22/07/2021
2 min

A propósito de un reportaje sobre contagios, el ARA nos mostraba una fotografía del público del festival Canet Rock de este año. Como ya han explicado propietarios de salas de fiestas u organizadores de conciertos, es difícil que alguien que ha bebido y está escuchando su música favorita a las dos de la mañana guarde la distancia y no se quite la mascarilla. Hay también un factor importantísimo, y es el llamada de la naturaleza. Si en un festival o una sala de fiestas, dos mamíferos se conocen y, una vez bajada la mascarilla, se gustan, ¿podrán renunciar al contacto que podría ocurrir? ¿“Adiós, ya nos llamaremos cuando pase todo esto”? Ligar no es tan fácil.

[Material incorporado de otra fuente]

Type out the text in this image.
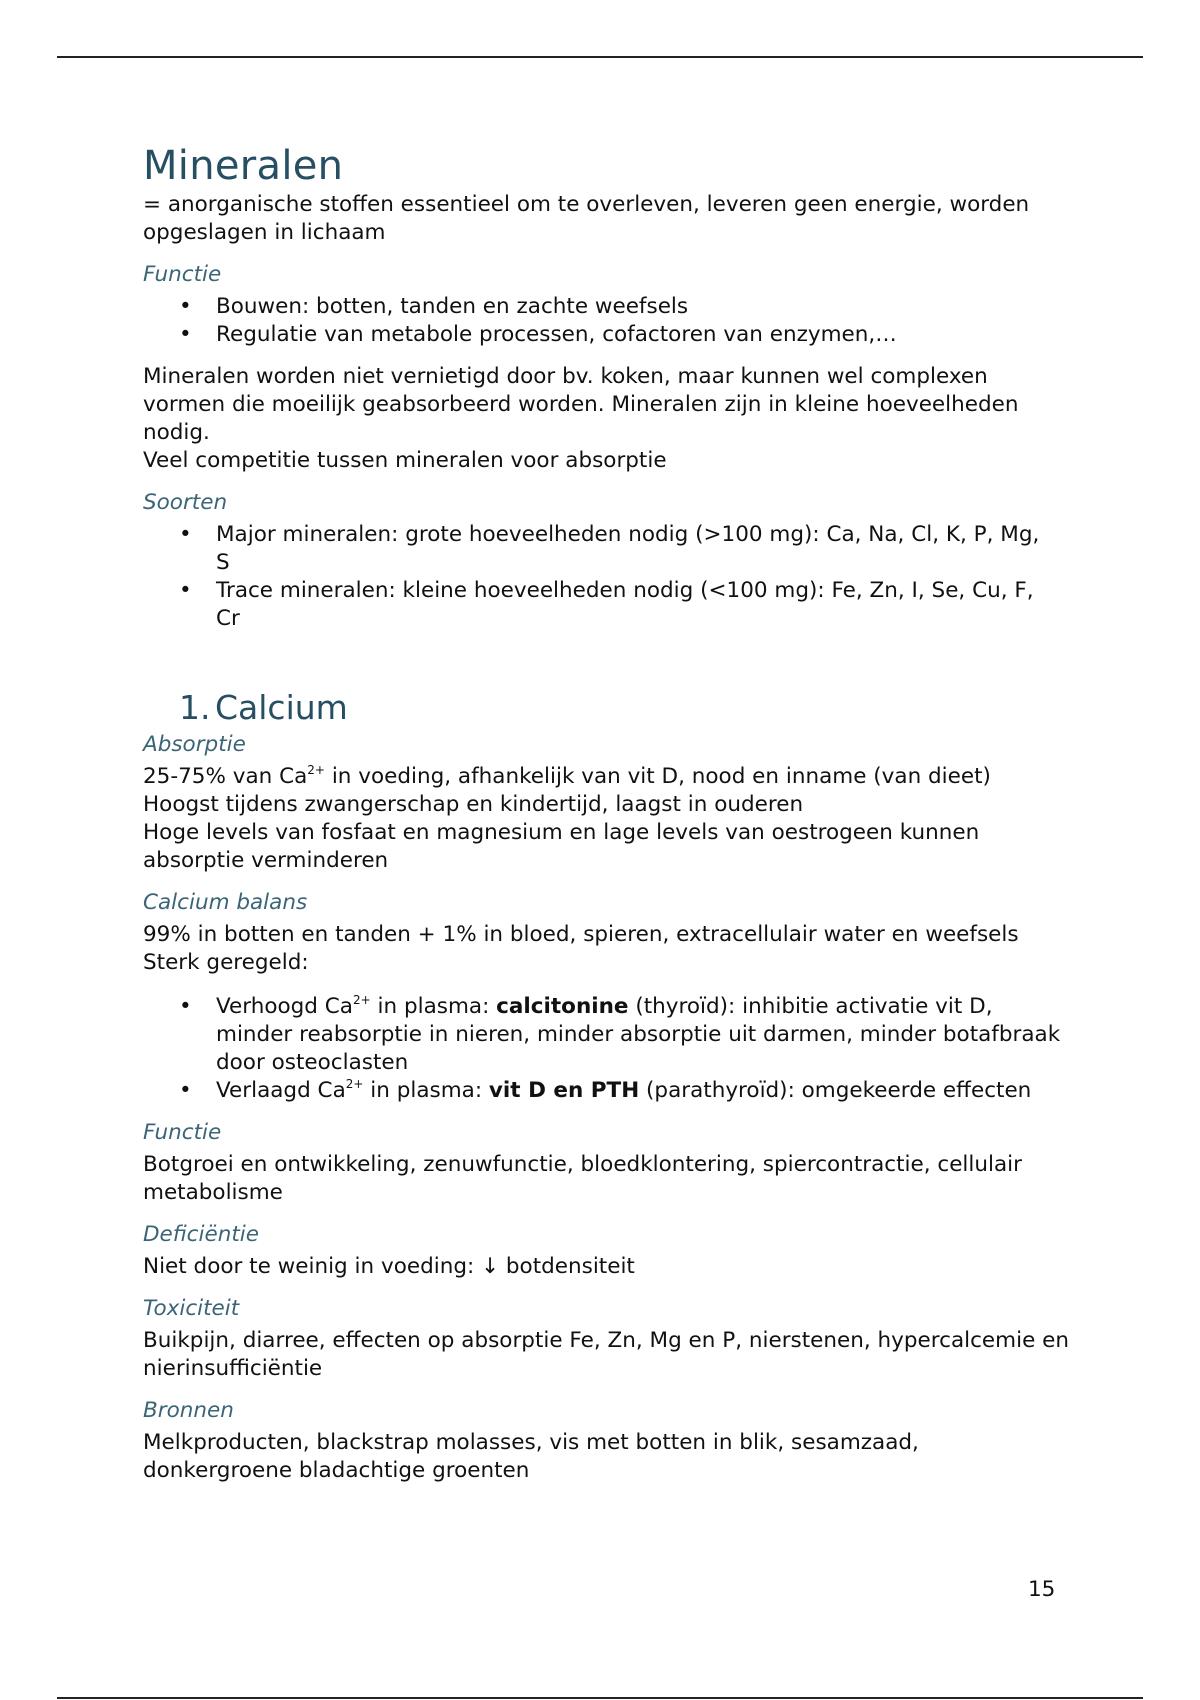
Mineralen

= anorganische stoffen essentieel om te overleven, leveren geen energie, worden opgeslagen in lichaam

Functie
• Bouwen: botten, tanden en zachte weefsels
• Regulatie van metabole processen, cofactoren van enzymen,…

Mineralen worden niet vernietigd door bv. koken, maar kunnen wel complexen vormen die moeilijk geabsorbeerd worden. Mineralen zijn in kleine hoeveelheden nodig.

Veel competitie tussen mineralen voor absorptie

Soorten
• Major mineralen: grote hoeveelheden nodig (>100 mg): Ca, Na, Cl, K, P, Mg, S
• Trace mineralen: kleine hoeveelheden nodig (<100 mg): Fe, Zn, I, Se, Cu, F, Cr
1. Calcium
Absorptie

25-75% van $Ca^{2+}$ in voeding, afhankelijk van vit D, nood en inname (van dieet)

Hoogst tijdens zwangerschap en kindertijd, laagst in ouderen

Hoge levels van fosfaat en magnesium en lage levels van oestrogeen kunnen absorptie verminderen

Calcium balans

99% in botten en tanden + 1% in bloed, spieren, extracellulair water en weefsels

Sterk geregeld:

• Verhoogd $Ca^{2+}$ in plasma: calcitonine (thyroïd): inhibitie activatie vit D, minder reabsorptie in nieren, minder absorptie uit darmen, minder botafbraak door osteoclasten
• Verlaagd $Ca^{2+}$ in plasma: vit D en PTH (parathyroïd): omgekeerde effecten
Functie

Botgroei en ontwikkeling, zenuwfunctie, bloedklontering, spiercontractie, cellulair metabolisme

Deficiëntie

Niet door te weinig in voeding: ↓ botdensiteit

Toxiciteit

Buikpijn, diarree, effecten op absorptie Fe, Zn, Mg en P, nierstenen, hypercalcemie en nierinsufficiëntie

Bronnen

Melkproducten, blackstrap molasses, vis met botten in blik, sesamzaad, donkergroene bladachtige groenten

15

Mirando la fotografía que publicaba el ARA me pasó una cosa. Ver tanta gente junta ya no me pareció “normal”. Ver a aquella gente tan junta me resultaba tan obsceno como, por ejemplo, ver a una pareja fornicando. Era “pecado”, lo digo en el sentido más primigenio y neutro. Era obsceno. Y pensé en la educación. Qué fácil que es instaurar en el grupo los tabúes, los miedos, el pecado y la culpa. Si yo, hoy, me siento incómoda viendo la foto de un festival (cuando he asistido como público a docenas de conciertos), ¿qué pasa con los niños, que están todavía formándose? ¿Alguna vez volverán a estar en grupo sin pensar? Para ellos, ahora, ver la boca y la nariz de los desconocidos es más preciado que verles las mejillas del culo. Ver bocas y narices resulta una sorpresa. A la fuerza sus ideas, manías e incluso gustos sexuales se verán afectados por esta realidad. Yo misma diría que, en el futuro que imagino normal, nunca más podré ir en metro en hora punta en verano, encerrada, de pie junto a toda esa gente como yo, sin mascarilla. Nunca más podré entrar en Boadas por Sant Jordi, lleno como un huevo. Nunca más podré ir a un festival como había hecho, antes del virus, cuando todos éramos otros.